The significant economic impact of the COVID-19 outbreak in the U.S., as well as related global economic trends, has significantly affected overall demand and production of industrial manufacturing that leads to CO2 capture.
Many industrial manufacturers have already idled their plants due to diminished demand leading to a decrease in CO2 access for industrial gas suppliers. Certain industrial gas companies have been forced to ration available CO2 products amongst essential business users, including food and beverage manufacturing plants. Preliminary data show that production of CO2 has decreased by approximately 20%, and experts predict that CO2 production may be reduced by 50% by mid-April. A shortage in CO2 would impact the U.S. availability of fresh food, preserved food and beverages, including beer production.
Locally, shortages may or may not yet be apparent.
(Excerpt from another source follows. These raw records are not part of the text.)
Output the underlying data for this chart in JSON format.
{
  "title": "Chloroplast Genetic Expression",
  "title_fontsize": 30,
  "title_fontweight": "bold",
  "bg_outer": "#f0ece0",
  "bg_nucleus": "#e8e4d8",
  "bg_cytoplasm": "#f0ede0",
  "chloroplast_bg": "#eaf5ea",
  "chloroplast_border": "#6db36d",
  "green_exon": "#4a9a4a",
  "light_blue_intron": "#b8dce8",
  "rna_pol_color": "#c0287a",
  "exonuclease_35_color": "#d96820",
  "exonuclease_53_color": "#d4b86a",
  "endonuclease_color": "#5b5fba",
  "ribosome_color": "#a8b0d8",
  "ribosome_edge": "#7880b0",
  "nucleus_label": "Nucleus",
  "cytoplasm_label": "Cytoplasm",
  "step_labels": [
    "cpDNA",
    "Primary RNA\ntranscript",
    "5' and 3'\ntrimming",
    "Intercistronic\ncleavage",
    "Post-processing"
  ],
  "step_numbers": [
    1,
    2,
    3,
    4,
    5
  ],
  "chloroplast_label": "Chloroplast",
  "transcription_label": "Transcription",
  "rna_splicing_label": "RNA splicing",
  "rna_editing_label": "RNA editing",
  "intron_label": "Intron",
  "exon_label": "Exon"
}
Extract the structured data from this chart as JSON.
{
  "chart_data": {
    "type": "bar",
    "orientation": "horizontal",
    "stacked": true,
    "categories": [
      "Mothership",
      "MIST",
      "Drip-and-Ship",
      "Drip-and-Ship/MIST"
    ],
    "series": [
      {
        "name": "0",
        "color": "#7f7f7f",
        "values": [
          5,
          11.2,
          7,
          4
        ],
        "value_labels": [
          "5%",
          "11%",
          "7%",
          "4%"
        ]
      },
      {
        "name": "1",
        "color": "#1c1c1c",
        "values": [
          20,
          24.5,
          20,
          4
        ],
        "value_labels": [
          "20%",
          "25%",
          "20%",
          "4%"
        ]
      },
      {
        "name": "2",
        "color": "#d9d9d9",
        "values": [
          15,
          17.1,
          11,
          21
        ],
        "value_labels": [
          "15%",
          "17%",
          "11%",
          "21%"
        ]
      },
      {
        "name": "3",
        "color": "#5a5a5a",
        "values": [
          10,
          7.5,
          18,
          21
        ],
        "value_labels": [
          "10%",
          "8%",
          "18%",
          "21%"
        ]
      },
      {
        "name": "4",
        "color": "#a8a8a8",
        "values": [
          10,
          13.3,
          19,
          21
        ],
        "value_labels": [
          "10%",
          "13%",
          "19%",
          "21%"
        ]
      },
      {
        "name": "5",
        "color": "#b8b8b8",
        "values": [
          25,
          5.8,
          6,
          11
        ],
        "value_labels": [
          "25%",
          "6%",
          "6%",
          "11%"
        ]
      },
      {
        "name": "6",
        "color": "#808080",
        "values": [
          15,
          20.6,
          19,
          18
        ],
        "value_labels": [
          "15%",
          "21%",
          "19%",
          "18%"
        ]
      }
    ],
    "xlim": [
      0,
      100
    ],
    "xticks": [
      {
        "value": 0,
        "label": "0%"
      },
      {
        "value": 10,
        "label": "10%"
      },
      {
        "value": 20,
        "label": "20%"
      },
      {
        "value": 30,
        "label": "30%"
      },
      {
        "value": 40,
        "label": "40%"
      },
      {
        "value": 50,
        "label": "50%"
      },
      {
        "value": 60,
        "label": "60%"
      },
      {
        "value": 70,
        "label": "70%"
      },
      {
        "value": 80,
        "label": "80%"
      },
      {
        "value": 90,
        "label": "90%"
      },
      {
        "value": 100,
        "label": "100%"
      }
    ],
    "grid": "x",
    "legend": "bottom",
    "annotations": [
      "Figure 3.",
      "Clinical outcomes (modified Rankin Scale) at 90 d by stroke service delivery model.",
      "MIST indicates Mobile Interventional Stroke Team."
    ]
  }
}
In some areas, local suppliers still have adequate supply due to decreased demand from bars, breweries and restaurants. In other areas, CO2 suppliers have put rationing into effect, meaning reduced shipments to end users. Additionally, aggregate suppliers in some areas are beginning to see reduced shipments which will affect availability of CO2.
The Brewers Association is working with a coalition of industries dependent on CO2 to address the issue on the federal level. Led by the Compressed Gas Association, the coalition is seeking temporary, emergency federal assistance necessary to prevent shortages in CO2 by providing federal incentives to industrial manufacturers to put manufacturing plants that result in CO2 production back into service.
The Brewers Association recommends communicating with your local CO2 supplier to get an accurate picture of the situation in your area. Now is a good time to review your contract with your CO2 supplier to understand your and your supplier’s obligations and options. Minimize your CO2 use by maximizing your efficiency.